Results default to sorting by relevance, but can be sorted by date or CiteRank. JSTOR Search Results The citation title (displayed in red) is a hyperlink to the full-text of the article. Since W&L does not subscribe to the full JSTOR archive, some titles may not display the full-text. In those cases a button connecting to the library’s linking system provides an option for checking for the full-text in another resource or obtaining the article via interlibrary loan. Book reviews are often listed as [untitled], as in the second citation in the above example. The author name is a hyperlink that searches JSTOR for other articles by that author that meet the same search criteria. For example, clicking on James E. Irby in the first citation above will return search results for book reviews by him that mention “Jorge Luis Borges”. The hyperlink for the subjects in the citation work the same way as the author hyperlink: the result is a search for the same criteria within that subject. Key terms are automatically generated by a word weighting algorithm and do not include keywords assigned by the author or publisher. The More Info link under each citation displays the top N-grams for each article. JSTOR ngrams N-grams are a list of word/phrase frequency in a text. A bigram is two words that appear together, a trigram is three words, etc. Downloading data sets When you have revised your search results to a satisfactory degree, then you might want to download a data set. The downloaded data does NOT include the fulltext of the articles. To download: from the top menu, select Dataset Requests and Submit new request. JSTOR submit requests Important: you can only download up to 1,000 items in a single request. If your search is beyond 1,000 items then the data set will be a random sample of all items in the search. If you have the need for larger data sets then you can contact JSTOR and provide a project description and the number of items needed. Before requesting a larger data set you will want to work with a smaller set or a sample of the data first in order to verify that the data will meet your research needs.

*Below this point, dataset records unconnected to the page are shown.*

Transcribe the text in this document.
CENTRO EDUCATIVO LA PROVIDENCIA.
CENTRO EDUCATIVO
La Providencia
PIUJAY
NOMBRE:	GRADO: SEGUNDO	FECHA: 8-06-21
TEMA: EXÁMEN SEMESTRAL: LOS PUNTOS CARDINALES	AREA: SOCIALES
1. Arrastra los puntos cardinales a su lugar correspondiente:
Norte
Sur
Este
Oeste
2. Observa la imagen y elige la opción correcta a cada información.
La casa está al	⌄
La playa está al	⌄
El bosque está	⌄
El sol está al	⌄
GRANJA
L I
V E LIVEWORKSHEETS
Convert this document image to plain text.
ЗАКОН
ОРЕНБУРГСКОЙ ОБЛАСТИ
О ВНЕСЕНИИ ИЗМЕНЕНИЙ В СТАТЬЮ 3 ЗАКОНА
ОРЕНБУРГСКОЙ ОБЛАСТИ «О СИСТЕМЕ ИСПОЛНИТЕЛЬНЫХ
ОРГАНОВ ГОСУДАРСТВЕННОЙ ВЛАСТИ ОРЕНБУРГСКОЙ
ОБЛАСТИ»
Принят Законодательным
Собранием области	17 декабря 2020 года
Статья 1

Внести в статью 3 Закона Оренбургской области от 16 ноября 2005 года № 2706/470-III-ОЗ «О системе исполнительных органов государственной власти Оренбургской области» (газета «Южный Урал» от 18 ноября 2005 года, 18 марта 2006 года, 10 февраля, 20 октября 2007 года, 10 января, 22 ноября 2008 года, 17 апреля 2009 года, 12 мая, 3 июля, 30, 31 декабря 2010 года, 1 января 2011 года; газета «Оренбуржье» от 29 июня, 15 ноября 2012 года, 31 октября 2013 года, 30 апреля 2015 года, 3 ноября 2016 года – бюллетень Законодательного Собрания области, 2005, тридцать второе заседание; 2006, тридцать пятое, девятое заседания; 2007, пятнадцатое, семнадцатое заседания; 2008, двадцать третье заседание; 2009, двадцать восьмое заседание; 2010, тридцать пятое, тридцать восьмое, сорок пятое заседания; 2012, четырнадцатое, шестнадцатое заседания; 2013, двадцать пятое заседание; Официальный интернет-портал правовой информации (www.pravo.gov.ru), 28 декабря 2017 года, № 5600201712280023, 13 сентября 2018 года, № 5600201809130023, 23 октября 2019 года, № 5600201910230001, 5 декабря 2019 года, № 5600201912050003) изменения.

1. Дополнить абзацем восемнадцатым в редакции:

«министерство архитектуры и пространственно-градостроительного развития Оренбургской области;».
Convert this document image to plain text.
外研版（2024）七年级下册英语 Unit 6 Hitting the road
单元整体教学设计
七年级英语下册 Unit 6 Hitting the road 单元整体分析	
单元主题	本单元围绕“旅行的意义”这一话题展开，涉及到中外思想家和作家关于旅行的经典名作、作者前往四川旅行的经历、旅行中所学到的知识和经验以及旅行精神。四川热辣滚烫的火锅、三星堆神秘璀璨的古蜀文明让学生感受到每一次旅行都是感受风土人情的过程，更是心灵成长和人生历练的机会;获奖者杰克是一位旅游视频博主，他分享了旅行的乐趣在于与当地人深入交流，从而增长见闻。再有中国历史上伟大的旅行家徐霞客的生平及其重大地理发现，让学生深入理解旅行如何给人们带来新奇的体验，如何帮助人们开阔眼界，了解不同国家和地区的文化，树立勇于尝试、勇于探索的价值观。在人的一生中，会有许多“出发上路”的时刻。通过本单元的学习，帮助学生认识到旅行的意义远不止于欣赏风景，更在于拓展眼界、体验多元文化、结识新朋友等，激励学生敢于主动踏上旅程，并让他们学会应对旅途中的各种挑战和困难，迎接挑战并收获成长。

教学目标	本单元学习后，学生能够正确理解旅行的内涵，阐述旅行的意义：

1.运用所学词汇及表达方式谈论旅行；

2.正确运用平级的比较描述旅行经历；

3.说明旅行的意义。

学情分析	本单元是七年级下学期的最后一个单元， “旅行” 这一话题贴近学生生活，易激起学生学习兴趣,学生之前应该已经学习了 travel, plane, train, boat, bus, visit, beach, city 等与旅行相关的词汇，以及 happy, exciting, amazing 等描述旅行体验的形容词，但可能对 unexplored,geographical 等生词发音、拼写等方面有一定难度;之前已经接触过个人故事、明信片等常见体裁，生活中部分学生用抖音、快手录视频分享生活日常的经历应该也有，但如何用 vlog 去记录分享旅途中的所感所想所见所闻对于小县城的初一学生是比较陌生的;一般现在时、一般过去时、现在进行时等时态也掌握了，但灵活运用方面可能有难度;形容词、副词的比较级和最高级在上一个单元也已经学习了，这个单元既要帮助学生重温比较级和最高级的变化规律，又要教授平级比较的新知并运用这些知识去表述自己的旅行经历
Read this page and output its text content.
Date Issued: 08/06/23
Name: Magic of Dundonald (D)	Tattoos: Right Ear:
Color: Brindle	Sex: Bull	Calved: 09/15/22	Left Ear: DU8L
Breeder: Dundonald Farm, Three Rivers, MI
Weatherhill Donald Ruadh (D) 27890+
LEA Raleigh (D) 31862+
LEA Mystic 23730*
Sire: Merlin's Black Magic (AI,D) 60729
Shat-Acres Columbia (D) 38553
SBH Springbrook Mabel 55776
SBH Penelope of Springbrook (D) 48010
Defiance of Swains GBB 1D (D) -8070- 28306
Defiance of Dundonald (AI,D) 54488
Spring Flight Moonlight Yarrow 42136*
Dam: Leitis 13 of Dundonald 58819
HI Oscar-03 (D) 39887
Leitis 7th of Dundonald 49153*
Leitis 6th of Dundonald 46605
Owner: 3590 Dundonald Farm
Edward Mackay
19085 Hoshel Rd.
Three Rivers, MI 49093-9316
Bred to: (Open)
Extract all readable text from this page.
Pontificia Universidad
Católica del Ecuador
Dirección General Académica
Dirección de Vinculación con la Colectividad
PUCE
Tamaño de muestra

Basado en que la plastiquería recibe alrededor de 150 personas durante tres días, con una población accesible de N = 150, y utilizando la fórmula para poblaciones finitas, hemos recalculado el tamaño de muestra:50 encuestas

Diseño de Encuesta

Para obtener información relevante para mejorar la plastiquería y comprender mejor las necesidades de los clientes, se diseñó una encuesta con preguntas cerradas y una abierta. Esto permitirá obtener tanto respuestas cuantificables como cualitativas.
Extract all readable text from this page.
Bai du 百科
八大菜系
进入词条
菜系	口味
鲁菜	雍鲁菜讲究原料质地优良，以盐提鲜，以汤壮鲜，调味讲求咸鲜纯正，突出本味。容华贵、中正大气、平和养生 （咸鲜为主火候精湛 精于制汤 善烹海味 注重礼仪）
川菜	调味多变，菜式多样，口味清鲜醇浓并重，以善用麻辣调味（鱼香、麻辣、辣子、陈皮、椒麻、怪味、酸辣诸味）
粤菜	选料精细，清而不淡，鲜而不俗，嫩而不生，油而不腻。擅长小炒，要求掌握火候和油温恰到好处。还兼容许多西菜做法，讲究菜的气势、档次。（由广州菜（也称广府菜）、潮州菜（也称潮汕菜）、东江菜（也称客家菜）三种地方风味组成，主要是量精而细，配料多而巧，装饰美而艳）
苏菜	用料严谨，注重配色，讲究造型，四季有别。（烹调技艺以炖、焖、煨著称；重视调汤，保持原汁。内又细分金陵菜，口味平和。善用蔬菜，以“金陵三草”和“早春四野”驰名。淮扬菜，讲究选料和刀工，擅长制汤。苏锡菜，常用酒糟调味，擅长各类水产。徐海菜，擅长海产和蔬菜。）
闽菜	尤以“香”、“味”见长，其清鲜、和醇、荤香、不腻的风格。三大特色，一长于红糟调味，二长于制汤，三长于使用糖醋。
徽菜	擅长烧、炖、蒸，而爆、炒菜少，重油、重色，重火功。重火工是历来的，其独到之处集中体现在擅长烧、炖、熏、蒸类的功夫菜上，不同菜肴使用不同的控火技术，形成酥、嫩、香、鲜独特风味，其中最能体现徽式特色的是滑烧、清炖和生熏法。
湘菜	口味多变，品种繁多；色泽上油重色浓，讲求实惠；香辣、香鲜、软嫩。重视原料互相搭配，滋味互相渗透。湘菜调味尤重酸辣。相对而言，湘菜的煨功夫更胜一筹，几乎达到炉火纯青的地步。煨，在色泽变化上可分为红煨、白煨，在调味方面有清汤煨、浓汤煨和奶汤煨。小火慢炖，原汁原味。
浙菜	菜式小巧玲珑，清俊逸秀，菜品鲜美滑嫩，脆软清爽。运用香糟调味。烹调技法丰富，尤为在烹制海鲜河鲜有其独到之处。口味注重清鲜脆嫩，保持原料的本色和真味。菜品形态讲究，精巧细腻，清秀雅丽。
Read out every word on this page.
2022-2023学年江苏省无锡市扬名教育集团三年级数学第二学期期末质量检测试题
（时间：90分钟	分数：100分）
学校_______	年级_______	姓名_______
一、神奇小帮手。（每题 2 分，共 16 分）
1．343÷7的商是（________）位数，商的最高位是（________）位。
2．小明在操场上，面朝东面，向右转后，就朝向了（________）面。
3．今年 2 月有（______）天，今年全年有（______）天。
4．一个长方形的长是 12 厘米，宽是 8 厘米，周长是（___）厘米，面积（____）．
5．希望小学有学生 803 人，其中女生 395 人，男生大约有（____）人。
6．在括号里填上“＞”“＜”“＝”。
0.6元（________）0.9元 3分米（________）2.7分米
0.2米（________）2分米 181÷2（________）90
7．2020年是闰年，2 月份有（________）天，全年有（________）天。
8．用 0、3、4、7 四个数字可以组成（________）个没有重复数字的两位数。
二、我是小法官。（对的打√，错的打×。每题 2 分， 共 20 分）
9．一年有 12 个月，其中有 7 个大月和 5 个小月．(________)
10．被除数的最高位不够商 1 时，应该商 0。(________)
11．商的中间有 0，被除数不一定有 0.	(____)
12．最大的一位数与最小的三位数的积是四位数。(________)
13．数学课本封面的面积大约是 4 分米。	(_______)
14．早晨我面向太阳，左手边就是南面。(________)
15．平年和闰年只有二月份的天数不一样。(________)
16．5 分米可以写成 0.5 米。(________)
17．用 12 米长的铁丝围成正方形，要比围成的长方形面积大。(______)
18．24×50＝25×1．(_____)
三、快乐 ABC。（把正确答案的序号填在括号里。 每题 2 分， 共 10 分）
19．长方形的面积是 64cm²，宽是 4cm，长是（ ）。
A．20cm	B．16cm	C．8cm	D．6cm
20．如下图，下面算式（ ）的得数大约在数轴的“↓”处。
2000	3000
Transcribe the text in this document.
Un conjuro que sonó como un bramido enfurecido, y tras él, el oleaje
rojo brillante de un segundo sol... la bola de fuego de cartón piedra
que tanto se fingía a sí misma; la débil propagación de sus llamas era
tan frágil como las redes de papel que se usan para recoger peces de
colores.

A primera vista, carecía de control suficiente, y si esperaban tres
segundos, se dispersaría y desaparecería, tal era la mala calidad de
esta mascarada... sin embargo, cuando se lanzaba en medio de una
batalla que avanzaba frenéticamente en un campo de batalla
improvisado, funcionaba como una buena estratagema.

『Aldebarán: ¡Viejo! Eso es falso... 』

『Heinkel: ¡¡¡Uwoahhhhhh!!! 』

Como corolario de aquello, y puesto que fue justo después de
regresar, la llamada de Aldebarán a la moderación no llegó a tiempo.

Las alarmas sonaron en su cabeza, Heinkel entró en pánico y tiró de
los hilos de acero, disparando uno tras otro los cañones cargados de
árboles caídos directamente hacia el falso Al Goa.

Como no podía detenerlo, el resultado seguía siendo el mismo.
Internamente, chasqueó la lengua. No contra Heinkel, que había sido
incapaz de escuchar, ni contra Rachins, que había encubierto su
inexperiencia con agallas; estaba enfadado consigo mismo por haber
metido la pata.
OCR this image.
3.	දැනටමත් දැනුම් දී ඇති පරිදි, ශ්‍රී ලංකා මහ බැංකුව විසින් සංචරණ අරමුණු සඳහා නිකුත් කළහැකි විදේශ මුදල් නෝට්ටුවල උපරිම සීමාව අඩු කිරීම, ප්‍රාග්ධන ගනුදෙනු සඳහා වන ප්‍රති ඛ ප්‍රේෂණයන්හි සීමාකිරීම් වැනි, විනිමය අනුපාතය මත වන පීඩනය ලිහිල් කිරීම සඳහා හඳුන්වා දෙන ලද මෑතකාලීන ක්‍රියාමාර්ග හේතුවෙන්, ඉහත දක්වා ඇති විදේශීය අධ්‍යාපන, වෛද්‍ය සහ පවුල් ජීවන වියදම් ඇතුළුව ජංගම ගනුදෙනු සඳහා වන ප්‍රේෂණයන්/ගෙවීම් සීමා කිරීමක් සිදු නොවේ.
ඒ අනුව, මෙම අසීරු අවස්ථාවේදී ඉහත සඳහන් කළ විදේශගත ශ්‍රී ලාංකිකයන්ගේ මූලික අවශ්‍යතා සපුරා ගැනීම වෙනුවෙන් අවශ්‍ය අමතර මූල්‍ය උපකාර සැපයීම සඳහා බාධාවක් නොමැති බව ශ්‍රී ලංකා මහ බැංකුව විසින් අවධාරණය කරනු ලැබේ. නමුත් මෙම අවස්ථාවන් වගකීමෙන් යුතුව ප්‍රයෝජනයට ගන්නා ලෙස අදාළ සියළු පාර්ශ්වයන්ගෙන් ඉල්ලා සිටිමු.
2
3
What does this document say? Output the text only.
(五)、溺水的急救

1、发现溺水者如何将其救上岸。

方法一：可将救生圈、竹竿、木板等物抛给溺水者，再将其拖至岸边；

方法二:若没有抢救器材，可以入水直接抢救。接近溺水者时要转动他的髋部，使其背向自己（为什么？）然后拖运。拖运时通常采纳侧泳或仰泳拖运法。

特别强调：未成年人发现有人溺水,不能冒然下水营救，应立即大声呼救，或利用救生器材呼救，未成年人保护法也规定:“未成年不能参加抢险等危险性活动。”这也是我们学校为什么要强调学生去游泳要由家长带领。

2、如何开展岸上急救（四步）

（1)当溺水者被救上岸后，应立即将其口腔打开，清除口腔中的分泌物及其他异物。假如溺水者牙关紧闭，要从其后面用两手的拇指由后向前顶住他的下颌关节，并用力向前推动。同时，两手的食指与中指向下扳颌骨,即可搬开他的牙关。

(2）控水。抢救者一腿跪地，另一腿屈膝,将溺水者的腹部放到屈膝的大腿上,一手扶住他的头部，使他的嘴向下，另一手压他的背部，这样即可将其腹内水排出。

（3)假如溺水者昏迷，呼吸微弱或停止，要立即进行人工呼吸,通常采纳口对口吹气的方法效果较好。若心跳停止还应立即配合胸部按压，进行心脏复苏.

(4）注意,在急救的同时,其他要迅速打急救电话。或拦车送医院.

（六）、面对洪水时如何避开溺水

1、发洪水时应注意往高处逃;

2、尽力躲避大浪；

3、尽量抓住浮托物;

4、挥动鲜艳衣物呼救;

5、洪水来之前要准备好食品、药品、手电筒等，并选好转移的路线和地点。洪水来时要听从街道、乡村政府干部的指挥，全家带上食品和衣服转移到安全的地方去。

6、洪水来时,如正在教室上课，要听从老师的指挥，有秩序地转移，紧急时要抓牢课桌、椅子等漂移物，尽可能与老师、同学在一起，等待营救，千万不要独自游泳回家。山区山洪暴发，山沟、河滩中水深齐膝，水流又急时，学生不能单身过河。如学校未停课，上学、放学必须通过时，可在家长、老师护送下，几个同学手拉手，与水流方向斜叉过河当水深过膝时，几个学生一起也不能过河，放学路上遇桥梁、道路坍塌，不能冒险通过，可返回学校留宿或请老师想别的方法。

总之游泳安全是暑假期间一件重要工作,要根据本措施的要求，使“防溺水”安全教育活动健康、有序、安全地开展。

A simple way of reducing the data set to below the 1,000 item threshold is to limit by publication year. Requests can be made for the same search that span different time periods. After downloading several data sets in this manner, then you can combine the data into a single large data set.

What’s in a data set?

All data sets come with citations by default. You also can get additional data such as word counts, bigrams, trigrams, quadgrams, and key terms. Downloads of data sets are not instantaneous. The request is submitted and you will be notified by email when the data set is ready. It may take hours or days for the data set to be ready. However, most data sets are ready in less than hour.

What format is the data?

Data is available in either XML or CSV. The choice depends upon your needs, particulary the types of tools you are using and the type of content in the data. For most people, CSV is a format that works well since it can be easily imported into Excel and many other tools. However, if your content is foreign language material then you may want to choose XML. The diacritical marks in foreign language text will be garbled if you choose CSV, whereas XML retains the diacritics. You can convert XML to CSV by using OpenRefine. Be aware that Excel needs extra caution when importing text files that uses diacritics. Examples of data sets for research JSTOR DfR datasets lend themselves to visualization with a variety of tools. Borges Cortazar visual The graphic above represents the results of a search for book reviews and the writers Jorge Luis Borges and Julio Cortázar. On the left are the reviews that mention only Borges, and on the right are reviews that mention only Cortázar. In the middle are reviews that mention both writers. (Click on the image for a closer view.) The visualization was generated with the Palladio tool. One of the most common uses of JSTOR DfR data sets within the digital humanities is topic modeling, which will be the focus of a future tutorial.